We who roam in the field of the earth, however, even after ten sessions, are still subject to the wearying assault of gravity’s force. It can still weigh us down. Many value deeply the gravity of their situation, as if the very severity of life somehow gives it worth. Levity is belittled by the false martyr as a trifle lacking the serious import of a heavy burden wellborn, The earth’s field is a battlefield. The funeral is wrapped with meaning but the wedding mere frivolity, Lent is celebrated for forty days and Baster forgotten after one. Life is shunned for the truth of death, and crucifixes preferred to the empty tomb. Gravity is the therapist, levity the fool.
Now we can imagine, and we all instinctively know, how the client aligned with gravity is the toughest nut of all! For such a one, a little laughter might begin to heal the fear of life. With the onrushing breath the spirit lifts, replacing the rank air of the grave with inspiration. The deep sleep is banished by awakening. The whole body moves as one. It’s harder to be seduced by aggravations when one is laughing! Levity is the therapist. One’s perspectives shift. Mountains are reduced to molehills, and overlooked little things merit our attention. What seemed of great importance is no longer, and the forgotten remembered. The first is made last and the last made first.

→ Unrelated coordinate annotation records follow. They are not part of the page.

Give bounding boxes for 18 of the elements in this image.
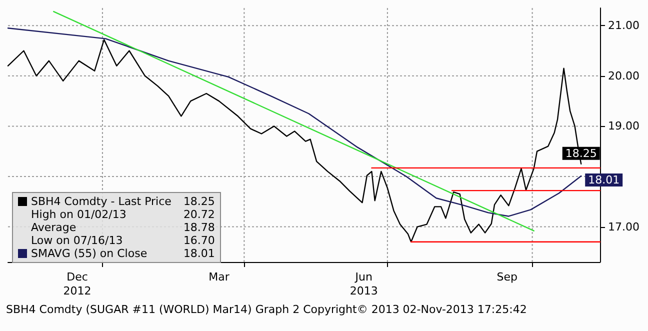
y-tick-label: 20.00 (608, 69, 640, 82)
data-label: 18.25 (565, 146, 597, 160)
text: 18.25 (183, 195, 215, 208)
x-tick-label: Mar (208, 270, 230, 284)
legend-label: SBH4 Comdty - Last Price (30, 195, 172, 208)
x-tick-label: Dec 2012 (63, 270, 92, 298)
text: SBH4 Comdty (SUGAR #11 (WORLD) Mar14) Graph 2 Copyright© 2013 02-Nov-2013 17:25:42 (6, 303, 527, 316)
text: 18.01 (183, 247, 215, 260)
y-tick-label: 21.00 (608, 19, 640, 32)
y-tick-label: 17.00 (608, 220, 640, 234)
data-label: 18.01 (588, 173, 620, 186)
text: Low on 07/16/13 16.70 (31, 234, 215, 247)
x-tick-label: Jun 2013 (350, 270, 378, 298)
y-tick-label: 19.00 (608, 120, 640, 133)
x-tick-label: Sep (496, 270, 518, 284)
text: High on 01/02/13 20.72 (31, 208, 215, 221)
text: Average 18.78 (31, 221, 215, 234)
legend-label: SMAVG (55) on Close (30, 247, 148, 260)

This therapist makes burdens light, and in its light all that was hidden is exposed. The king has no clothes-and he looks fine! Seen from this vantage, gravity undressed is neither therapist nor tyrant, and flowers are arrayed as no royalty could dream. Rooted in earth and open to sky, they grow in the light and model the healing impact of alignment with levity. They sprout from apparent ruin, and break into a grin! Gravity and levity distinguish not two opposing forces but our relationship to a single force unnamed. One force, with respect to which we contract and expand, stiffen and move, fall and rise, die and live, fear and love. And while the cynical may gravely state that life is but a joke, the lighthearted know it’s a good joke, and laugh.